Recently I watched an inspirational talk given by a Harvard Business School Professor Michael Norton explaining how materialistic things only give us momentary happiness. Studies show that once we have made a purchase we see diminished returns to our level of joy and satisfaction with the product. For example when we go out and buy a television set, we want to get the latest and greatest. We want wide screen, LCD, LED, 3-D, you name it, we want it. Once we get it home and hang it on our wall it starts to depreciate in value, or another model comes out, making our recent purchase dated. Another downfall the television offers is that it consumes hours of our lives, often times alone. Okay, yes, you may have the best of intentions, family movie night, Sunday game day with the boys, but think back how many lonely hours you have spent in front of the screen and tell me this brought you happiness.
The same goes with a big house. A big house often equates to a long commute, because those living downtown close to work sacrifice space for proximity. With a big house you also get the commute to and from work which essentially takes time from your day, from doing other things you enjoy more, spending time with your family or enjoying a hobby.
So what does bring us happiness?
Michael Norton explains happiness lies in experiences not in things.

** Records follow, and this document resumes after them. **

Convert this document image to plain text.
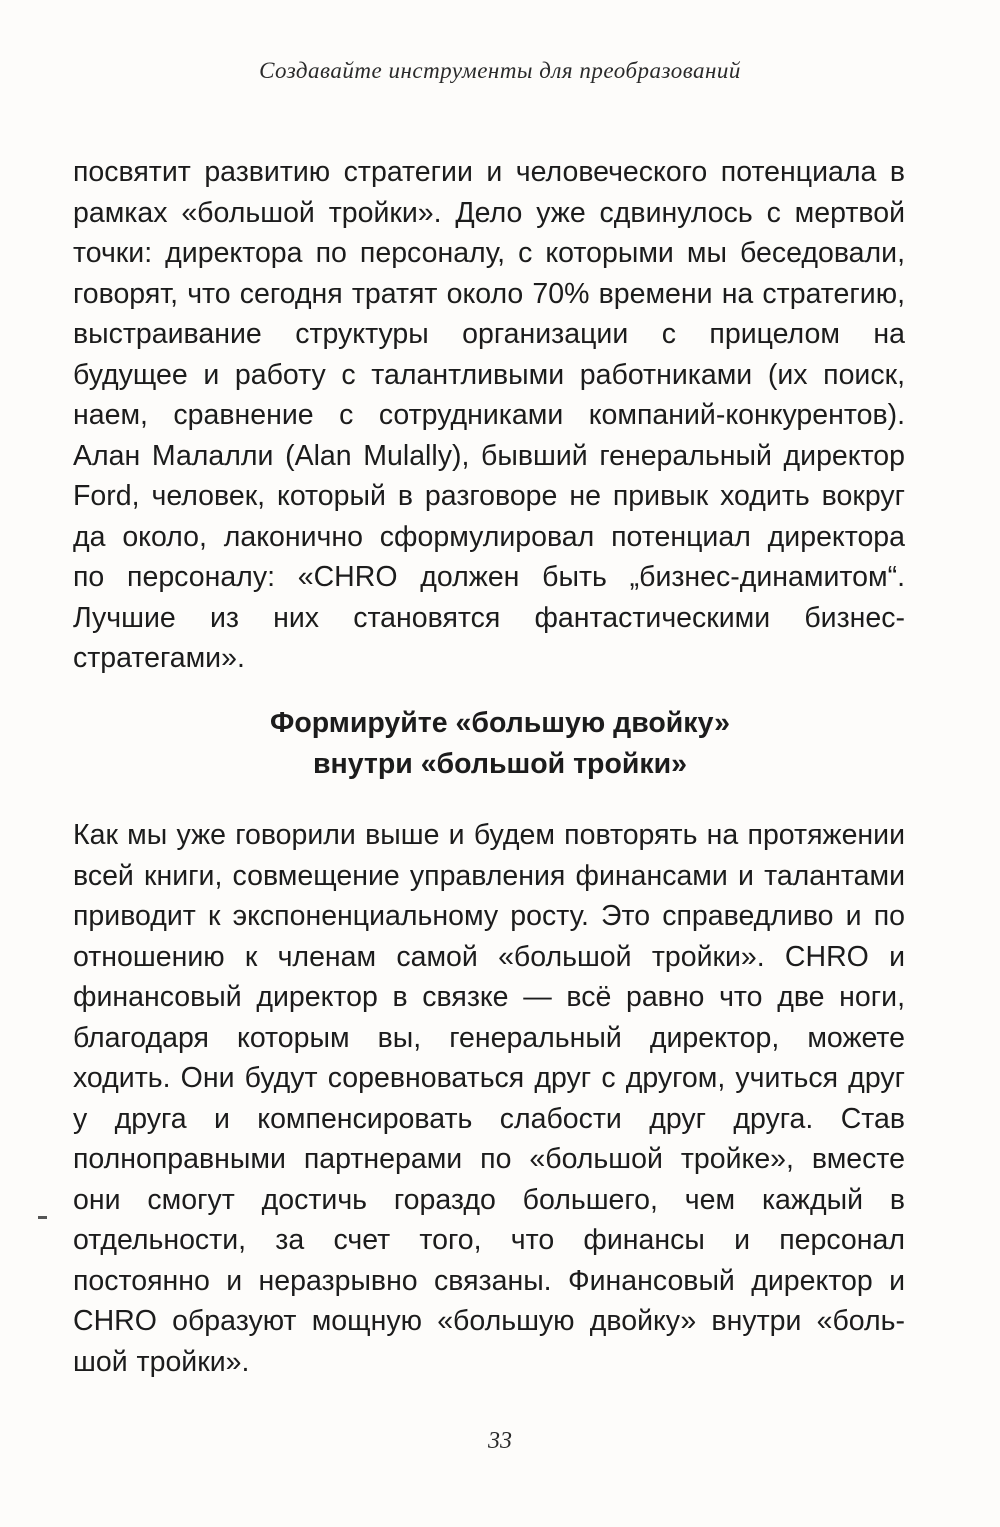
Создавайте инструменты для преобразований

посвятит развитию стратегии и человеческого потенциала в рамках «большой тройки». Дело уже сдвинулось с мертвой точки: директора по персоналу, с которыми мы беседовали, говорят, что сегодня тратят около 70% времени на стратегию, выстраивание структуры организации с прицелом на будущее и работу с талантливыми работниками (их поиск, наем, сравнение с сотрудниками компаний-конкурентов). Алан Малалли (Alan Mulally), бывший генеральный директор Ford, человек, который в разговоре не привык ходить вокруг да около, лаконично сформулировал потенциал директора по персоналу: «CHRO должен быть „бизнес-динамитом“. Лучшие из них становятся фантастическими бизнес-стратегами».

Формируйте «большую двойку»
внутри «большой тройки»

Как мы уже говорили выше и будем повторять на протяжении всей книги, совмещение управления финансами и талантами приводит к экспоненциальному росту. Это справедливо и по отношению к членам самой «большой тройки». CHRO и финансовый директор в связке — всё равно что две ноги, благодаря которым вы, генеральный директор, можете ходить. Они будут соревноваться друг с другом, учиться друг у друга и компенсировать слабости друг друга. Став полноправными партнерами по «большой тройке», вместе они смогут достичь гораздо большего, чем каждый в отдельности, за счет того, что финансы и персонал постоянно и неразрывно связаны. Финансовый директор и CHRO образуют мощную «большую двойку» внутри «большой тройки».

33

Think back to your last vacation, or holiday as the Europeans like to refer to it. What do you remember most? The pictures only begin to uncover the emotions related to taking the family to a theme park or going on a romantic get-away to some far away island or weekend in the woods. See , the thing with experiences is we anticipate, we thrive on the build up to the actual time away from our daily lives. We then get to actually experience a weekend, a whole week or 10 days of utter bliss. When we return we look back fondly at our memories. And over time these memories get even more beautiful as the little glitches, say you had lost your luggage, that all fades away and you are left with the beauty of the events.
I am not trying to convince you that a big house and a nice car are not great, wonderful achievements. What I hope you take away from this is that there is more to life than materialistic things. This summer go out and spend time with those in your life that you love and adore. Even if it is just for an ice cream, make time, schedule a date and don’t forget to enjoy yourself.